The trial court had suppressed evidence obtained by the warrantless use of a Stingray — the first time any court in the nation had done so.

Last April, a Baltimore police detective testified that the department has used Stingrays 4,300 times since 2007, usually without notifying judges or defendants.

The ruling has the potential to set a strong precedent about warrantless location tracking. “Police should now be on notice,” said Nate Wessler, a staff attorney with the ACLU’s Speech, Privacy, and Technology Project. “Accurately explain your surveillance activities to a judge and get a warrant, or risk your evidence being thrown out.”

Stingrays mimic cellphone towers, tricking nearby phones into connecting and revealing users’ locations. Stingrays sweep up data on every phone nearby — collecting information on dozens or potentially hundreds of people.

The case centers around the 2014 arrest of Kerron Andrews, a suspect in a shooting that injured three people.
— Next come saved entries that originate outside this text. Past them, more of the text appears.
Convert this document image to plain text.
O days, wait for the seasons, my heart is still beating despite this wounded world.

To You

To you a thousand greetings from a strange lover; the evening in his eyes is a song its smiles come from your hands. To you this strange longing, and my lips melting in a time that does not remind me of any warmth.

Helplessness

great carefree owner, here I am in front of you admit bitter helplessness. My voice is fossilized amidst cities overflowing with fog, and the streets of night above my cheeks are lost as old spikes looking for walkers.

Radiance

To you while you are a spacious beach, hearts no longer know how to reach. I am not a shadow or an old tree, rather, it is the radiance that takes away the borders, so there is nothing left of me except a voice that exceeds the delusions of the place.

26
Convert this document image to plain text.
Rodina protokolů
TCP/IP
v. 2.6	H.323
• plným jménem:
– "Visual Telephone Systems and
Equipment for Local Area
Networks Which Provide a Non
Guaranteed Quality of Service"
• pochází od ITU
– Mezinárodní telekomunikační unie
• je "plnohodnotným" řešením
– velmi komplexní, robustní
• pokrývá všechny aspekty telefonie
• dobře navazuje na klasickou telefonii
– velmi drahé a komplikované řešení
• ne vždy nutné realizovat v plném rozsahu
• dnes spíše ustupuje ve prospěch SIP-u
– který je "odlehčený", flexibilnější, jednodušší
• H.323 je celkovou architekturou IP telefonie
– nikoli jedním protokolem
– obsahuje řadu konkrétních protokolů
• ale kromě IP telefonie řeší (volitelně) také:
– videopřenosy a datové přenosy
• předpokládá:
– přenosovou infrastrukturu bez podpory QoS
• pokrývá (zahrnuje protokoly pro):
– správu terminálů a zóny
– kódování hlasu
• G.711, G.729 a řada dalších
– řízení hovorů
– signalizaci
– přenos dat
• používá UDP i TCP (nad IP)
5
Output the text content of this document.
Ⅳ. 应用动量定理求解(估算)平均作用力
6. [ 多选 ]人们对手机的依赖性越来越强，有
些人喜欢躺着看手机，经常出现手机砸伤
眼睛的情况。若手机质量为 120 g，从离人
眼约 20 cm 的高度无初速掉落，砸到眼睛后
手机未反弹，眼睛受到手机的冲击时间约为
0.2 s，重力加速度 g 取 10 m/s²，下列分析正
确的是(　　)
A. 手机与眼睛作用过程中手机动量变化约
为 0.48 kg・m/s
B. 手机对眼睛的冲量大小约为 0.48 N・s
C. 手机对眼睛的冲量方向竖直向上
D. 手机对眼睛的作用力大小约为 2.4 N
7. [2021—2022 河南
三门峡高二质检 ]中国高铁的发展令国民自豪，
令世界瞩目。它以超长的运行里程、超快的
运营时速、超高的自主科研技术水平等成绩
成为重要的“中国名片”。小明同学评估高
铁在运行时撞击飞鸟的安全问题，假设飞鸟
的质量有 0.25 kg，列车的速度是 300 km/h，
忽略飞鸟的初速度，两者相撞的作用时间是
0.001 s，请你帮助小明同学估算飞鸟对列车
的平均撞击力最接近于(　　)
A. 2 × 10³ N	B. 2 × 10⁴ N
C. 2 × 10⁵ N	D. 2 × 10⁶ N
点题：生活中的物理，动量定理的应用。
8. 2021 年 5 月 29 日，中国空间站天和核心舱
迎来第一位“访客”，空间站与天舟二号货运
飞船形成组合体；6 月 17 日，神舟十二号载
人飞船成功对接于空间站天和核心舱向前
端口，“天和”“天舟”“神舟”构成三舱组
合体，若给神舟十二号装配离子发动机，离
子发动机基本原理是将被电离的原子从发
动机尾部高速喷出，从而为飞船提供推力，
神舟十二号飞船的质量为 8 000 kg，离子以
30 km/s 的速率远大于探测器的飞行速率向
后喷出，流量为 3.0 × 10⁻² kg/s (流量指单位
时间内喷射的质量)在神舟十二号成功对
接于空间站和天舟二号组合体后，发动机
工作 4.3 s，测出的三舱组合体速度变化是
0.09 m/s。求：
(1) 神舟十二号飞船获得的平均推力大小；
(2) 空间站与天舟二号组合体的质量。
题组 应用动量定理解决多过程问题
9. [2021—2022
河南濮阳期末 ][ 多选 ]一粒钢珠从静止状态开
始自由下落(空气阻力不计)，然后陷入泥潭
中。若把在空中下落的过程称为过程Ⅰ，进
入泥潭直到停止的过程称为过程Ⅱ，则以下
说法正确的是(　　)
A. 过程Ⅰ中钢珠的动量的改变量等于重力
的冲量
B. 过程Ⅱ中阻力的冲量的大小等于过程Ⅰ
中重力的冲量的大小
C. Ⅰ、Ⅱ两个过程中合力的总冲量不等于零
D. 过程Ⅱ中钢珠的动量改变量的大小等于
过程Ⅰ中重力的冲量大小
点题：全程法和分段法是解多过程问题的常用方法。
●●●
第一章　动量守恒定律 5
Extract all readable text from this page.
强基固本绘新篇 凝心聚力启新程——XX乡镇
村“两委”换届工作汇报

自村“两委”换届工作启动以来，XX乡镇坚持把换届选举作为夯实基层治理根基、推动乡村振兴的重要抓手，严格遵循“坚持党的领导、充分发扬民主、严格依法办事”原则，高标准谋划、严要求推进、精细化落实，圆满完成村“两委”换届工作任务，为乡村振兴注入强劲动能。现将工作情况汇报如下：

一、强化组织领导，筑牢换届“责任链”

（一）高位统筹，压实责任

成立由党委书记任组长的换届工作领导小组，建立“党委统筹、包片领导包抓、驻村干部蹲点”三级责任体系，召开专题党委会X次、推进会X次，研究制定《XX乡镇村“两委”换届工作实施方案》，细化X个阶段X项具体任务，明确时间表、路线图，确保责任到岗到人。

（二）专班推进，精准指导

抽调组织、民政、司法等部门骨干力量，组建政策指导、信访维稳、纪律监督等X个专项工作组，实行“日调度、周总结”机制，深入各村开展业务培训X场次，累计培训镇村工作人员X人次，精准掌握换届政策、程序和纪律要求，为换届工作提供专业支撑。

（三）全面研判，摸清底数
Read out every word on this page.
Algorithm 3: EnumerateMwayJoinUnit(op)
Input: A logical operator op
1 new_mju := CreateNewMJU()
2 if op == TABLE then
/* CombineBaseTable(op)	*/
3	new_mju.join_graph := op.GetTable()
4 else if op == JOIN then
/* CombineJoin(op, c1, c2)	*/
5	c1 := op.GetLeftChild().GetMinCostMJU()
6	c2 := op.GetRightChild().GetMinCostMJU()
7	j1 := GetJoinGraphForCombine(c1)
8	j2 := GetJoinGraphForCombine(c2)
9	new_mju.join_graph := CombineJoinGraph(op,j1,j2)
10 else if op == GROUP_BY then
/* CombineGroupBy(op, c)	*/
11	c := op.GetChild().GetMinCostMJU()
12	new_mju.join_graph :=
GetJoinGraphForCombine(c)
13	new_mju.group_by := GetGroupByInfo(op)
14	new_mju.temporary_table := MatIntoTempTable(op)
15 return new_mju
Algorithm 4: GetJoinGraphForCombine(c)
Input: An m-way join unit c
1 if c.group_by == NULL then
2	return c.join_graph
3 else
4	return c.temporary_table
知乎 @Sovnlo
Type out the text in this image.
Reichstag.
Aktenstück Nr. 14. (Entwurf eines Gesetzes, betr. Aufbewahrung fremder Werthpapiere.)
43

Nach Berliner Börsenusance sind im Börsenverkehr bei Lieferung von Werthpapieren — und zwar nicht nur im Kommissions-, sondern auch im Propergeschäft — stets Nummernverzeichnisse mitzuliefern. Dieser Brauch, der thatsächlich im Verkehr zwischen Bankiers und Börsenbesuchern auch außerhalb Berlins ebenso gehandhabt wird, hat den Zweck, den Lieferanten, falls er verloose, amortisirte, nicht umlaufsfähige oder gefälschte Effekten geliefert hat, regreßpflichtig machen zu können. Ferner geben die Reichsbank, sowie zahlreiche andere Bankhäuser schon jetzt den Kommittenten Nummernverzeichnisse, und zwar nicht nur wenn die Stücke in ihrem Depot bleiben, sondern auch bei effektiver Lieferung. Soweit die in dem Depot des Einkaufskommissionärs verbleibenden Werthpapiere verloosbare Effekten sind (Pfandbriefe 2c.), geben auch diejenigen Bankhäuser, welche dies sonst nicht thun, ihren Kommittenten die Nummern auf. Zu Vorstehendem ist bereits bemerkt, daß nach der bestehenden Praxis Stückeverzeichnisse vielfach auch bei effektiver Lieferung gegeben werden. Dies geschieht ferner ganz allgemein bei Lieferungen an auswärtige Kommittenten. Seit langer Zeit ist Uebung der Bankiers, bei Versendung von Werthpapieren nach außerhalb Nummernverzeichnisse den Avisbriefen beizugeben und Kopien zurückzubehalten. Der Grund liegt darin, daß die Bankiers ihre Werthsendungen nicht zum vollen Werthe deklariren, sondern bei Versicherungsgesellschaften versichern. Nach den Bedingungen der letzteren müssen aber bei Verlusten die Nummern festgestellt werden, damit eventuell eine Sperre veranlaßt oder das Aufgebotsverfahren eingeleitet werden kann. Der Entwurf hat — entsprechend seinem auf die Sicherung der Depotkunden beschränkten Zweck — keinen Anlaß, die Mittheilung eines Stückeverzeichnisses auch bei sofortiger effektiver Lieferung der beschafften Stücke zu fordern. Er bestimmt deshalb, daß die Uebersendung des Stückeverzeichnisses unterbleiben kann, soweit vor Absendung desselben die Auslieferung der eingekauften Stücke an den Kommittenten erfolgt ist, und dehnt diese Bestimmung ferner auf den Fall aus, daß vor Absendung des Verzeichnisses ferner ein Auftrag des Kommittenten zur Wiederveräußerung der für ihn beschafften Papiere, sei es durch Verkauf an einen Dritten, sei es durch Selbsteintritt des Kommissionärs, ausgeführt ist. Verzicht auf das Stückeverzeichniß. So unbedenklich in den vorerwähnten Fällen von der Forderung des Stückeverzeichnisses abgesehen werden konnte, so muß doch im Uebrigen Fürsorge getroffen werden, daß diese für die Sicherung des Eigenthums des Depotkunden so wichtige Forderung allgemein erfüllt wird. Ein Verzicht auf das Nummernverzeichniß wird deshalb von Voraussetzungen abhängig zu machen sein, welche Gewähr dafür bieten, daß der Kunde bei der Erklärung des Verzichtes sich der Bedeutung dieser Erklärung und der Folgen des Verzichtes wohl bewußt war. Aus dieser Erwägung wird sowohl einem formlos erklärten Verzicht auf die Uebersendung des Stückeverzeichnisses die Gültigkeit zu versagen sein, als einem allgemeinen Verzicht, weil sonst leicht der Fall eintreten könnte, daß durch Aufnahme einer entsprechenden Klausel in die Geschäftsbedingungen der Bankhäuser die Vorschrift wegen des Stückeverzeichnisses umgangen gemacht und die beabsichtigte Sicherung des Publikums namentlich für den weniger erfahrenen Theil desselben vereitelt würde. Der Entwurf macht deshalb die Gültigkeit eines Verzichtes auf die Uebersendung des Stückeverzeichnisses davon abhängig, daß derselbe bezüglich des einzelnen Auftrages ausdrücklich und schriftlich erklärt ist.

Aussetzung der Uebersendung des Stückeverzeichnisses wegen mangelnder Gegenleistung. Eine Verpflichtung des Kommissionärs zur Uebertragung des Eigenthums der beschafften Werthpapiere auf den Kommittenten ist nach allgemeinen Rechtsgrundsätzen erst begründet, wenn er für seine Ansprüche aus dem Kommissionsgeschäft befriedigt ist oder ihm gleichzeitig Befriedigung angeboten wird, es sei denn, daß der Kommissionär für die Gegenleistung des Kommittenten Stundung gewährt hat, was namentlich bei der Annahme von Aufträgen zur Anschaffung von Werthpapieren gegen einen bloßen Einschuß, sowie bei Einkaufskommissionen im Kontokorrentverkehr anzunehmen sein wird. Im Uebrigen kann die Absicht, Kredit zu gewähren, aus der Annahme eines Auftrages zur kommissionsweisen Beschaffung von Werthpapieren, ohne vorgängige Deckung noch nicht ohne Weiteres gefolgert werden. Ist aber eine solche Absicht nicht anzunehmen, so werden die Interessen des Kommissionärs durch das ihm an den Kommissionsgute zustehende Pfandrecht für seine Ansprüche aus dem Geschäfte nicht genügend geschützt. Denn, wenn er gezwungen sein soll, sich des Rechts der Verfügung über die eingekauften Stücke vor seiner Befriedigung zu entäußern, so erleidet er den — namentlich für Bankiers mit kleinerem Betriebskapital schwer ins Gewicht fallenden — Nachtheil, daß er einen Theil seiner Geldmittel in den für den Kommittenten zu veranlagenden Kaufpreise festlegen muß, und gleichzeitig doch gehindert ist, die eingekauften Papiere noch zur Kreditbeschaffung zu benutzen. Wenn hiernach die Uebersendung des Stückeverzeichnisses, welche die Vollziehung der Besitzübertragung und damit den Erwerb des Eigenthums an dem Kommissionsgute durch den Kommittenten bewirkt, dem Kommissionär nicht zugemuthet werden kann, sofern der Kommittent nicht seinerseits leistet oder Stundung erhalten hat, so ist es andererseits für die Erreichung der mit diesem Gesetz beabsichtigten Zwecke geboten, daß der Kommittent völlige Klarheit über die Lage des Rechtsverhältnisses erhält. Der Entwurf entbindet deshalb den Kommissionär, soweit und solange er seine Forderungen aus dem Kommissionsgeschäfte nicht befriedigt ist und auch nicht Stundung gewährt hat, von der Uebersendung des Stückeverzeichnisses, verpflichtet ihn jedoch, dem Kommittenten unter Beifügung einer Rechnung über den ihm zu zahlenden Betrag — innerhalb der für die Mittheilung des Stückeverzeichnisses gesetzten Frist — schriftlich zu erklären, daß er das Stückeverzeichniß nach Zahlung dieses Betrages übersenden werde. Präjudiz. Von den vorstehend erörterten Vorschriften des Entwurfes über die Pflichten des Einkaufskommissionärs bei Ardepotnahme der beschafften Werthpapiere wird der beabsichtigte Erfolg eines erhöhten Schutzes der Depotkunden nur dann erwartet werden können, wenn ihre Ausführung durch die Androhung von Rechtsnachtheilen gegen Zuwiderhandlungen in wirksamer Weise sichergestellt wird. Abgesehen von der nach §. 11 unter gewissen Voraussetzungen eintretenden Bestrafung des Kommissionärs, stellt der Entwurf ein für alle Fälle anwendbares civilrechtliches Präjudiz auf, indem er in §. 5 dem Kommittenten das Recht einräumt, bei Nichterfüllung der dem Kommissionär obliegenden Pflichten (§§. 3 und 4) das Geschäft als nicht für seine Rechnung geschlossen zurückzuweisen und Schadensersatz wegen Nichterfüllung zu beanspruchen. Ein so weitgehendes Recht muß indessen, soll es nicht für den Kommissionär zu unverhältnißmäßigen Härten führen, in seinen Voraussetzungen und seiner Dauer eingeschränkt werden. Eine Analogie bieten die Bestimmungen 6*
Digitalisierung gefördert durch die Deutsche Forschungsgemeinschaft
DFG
In order to locate him, police filed a “pen register” application, which is not a warrant, and does not require them to establish probable cause. A judge granted the application, which said that police would obtain the information from Andrews’ wireless service provider.

Instead, police used a high-tech Stingray called the “Hailstorm.” They located Andrews and found the murder weapon. However, they repeatedly failed to notify the judge about the change in tactics. Finally, during a hearing last June, the police department was forced to testify about the Hailstorm, leading the judge to accuse it of intentionally withholding information from the defense.

After the trial court threw out the Stingray evidence, the Maryland attorney general alarmed civil liberties groups by arguing that anyone who keeps their phone turned “on” is consenting to being tracked by police. The full ruling, which has not yet been issued, will presumably reject that argument.

During the oral argument before the appeals court in February, one of the judges called the police’s pen register application a “completely false document,” and “completely disingenuous.”

The Department of Justice issued guidelines in September requiring federal officers to apply for a warrant before using a Stingray. Those guidelines only applied to the seven agencies known to use them, not to state and local police. In 2014, the state of Maryland passed a law requiring a warrant for police to track an individual’s current or real-time location. The law only affects cases going forward, so it did not influence Andrew’s case.

Stingrays are also piquing the interest of lawmakers on Capitol Hill. Lawmakers held a hearing Tuesday on a bill that would require all police departments to get a warrant before using Stingrays. “Just because it’s easier in 2016 for law enforcement to track our location and learn intimate details about our lives, it doesn’t mean those details are somehow less worthy of Constitutional protection,” said House Oversight Committee Chairman Jason Chaffetz. “Get a warrant.”

In December, The Intercept published a secret catalogue of U.S. government surveillance equipment, including Stingrays. The advertisements for some items boast that they can spy on 10,000 people.

Top photo: A Stingray, manufactured by Harris Corp.